The company and the employee may agree that the employee may take more than 5 days’ unpaid leave to deal with family and domestic violence.

For the purposes of this provision, family and domestic violence means violent, threatening, or other abusive behaviour by a family member of an employee that seeks to coerce or control the employee and that causes them harm or to be fearful.

For the purposes of this provision, family member means:

(i) A spouse, de facto partner, child, parent, grandparent, grandchild or sibling of the employee; or

(ii) A child, parent, grandparent, grandchild or sibling of a spouse or de facto partner of the employee; or

(iii) A person related to the employee according to Aboriginal or Torres Strait Islander kinship rules.”

  For the purposes of clause 5.1.3 of the Agreement, the Employer undertakes that it will not introduce alternative shift arrangements where the employees would not be better off overall.

[5] A copy of the undertaking has been provided to the bargaining representatives and I have sought their views in accordance with s.190(4) of the Act. The bargaining representatives did not express any view on the undertaking.

[6] The undertaking appears to meet the requirements of s.190(3) of the Act and I have accepted it.

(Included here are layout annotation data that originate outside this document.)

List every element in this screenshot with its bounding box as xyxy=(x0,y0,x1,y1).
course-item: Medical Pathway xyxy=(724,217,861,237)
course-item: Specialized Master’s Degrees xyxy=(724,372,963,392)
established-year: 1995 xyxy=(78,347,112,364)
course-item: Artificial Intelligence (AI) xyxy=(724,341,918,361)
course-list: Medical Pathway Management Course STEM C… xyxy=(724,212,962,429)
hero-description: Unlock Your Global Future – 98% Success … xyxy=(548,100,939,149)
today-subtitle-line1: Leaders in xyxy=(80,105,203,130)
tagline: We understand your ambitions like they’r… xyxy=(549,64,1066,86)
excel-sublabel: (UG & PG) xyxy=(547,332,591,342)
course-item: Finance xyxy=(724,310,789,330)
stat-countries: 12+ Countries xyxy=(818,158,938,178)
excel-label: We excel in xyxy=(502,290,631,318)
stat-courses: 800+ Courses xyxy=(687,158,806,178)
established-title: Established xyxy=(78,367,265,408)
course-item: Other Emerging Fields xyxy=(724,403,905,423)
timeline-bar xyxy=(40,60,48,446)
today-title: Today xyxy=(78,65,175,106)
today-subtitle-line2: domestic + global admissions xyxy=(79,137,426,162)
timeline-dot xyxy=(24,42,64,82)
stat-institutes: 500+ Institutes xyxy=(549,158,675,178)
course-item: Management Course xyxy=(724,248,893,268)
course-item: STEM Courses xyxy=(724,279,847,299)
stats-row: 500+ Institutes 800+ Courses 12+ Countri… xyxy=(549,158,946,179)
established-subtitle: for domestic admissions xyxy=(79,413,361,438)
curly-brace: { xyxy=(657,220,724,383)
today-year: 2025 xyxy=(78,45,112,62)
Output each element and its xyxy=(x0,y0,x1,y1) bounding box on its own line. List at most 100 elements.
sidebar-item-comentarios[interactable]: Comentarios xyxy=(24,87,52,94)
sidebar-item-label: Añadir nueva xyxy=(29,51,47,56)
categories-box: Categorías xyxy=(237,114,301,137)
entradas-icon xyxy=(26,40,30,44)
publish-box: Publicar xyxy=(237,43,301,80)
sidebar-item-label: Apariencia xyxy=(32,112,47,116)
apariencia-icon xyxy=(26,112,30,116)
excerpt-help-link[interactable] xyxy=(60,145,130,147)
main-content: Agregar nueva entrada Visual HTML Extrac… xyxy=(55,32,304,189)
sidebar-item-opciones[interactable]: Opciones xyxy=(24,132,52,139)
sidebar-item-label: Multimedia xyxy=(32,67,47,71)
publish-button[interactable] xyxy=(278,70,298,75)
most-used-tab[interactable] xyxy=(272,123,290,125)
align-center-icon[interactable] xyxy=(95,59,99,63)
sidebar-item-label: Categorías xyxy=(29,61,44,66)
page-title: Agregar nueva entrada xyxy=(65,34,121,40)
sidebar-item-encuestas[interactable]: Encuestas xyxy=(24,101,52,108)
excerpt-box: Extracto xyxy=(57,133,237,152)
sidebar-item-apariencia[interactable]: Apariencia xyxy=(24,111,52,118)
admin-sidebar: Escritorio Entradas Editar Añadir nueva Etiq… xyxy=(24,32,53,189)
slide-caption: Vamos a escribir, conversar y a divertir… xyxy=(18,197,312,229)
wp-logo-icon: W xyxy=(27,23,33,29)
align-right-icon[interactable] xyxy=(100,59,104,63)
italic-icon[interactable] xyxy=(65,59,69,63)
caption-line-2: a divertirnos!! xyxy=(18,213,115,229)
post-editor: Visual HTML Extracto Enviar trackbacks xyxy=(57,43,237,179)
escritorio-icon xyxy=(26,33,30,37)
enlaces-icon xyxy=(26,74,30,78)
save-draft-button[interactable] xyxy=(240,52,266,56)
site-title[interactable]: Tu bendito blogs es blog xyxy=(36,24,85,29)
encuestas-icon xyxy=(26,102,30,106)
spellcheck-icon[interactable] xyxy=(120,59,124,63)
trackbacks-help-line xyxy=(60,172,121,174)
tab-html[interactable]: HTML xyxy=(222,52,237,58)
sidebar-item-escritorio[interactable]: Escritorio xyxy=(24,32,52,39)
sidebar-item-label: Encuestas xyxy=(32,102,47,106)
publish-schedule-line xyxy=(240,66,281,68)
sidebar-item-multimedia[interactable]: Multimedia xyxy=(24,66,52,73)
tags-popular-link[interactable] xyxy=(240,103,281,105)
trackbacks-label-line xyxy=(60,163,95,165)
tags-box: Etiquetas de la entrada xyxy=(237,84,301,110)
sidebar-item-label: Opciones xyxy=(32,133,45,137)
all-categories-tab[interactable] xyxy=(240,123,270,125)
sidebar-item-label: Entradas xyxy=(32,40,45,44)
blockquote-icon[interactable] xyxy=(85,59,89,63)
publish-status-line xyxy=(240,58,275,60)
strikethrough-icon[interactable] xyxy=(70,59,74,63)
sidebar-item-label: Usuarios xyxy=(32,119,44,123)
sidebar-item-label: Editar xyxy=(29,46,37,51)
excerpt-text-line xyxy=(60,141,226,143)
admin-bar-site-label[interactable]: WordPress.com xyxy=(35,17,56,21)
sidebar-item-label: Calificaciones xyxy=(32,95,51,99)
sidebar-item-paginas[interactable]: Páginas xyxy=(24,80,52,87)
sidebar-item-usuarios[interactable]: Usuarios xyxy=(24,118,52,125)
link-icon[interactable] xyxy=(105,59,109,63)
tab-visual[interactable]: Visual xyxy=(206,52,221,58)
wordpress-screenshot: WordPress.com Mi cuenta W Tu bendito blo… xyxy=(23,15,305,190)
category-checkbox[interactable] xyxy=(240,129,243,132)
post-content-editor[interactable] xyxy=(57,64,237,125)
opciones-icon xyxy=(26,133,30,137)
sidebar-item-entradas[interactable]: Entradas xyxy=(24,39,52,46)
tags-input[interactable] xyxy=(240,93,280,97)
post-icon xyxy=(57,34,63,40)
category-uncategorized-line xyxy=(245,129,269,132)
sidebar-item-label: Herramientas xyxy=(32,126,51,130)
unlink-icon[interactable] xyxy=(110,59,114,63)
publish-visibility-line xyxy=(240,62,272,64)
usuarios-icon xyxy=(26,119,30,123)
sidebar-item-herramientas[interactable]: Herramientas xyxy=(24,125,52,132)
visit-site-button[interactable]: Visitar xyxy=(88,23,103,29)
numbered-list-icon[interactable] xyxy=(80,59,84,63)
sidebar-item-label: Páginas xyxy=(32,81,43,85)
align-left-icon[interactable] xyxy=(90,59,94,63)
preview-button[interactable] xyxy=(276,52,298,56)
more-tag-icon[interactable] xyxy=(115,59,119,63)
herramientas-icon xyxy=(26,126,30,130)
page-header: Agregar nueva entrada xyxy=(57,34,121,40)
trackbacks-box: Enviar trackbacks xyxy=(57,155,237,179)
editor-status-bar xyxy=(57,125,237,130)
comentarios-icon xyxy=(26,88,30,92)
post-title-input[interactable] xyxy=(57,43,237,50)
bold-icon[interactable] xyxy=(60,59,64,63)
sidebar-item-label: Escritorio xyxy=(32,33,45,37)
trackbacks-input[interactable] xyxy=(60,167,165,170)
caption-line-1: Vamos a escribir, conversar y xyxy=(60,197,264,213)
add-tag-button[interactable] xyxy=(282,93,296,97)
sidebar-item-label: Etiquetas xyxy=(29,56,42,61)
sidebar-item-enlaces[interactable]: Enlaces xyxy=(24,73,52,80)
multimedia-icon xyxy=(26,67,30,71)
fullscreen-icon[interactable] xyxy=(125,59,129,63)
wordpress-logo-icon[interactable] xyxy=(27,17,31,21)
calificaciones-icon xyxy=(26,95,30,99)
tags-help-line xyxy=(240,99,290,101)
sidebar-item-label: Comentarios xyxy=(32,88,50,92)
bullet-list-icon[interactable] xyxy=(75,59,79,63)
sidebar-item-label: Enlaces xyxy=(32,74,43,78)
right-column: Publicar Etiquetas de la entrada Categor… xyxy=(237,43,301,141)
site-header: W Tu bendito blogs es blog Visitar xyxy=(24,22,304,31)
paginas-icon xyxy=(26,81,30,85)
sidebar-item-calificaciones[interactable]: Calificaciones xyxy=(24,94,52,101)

As a result, the undertakings are taken to be a term of the Agreement.

[7] The “The Australian Workers’ Union (AWU)”, being a bargaining representative for the Agreement, has given notice under s.183 of the Act that it wants the Agreement to cover it. In accordance with s.201(2) of the Act I note that the Agreement covers this organisation.

[8] I am satisfied that each of the requirements of ss.186, 187, 188 and 190 of the Act as are relevant to this application for approval have been met.

[9] The Agreement is approved and, in accordance with s.54 of the Act, will operate from 7 days from the date of approval of the Agreement. The nominal expiry date is 24 February 2019.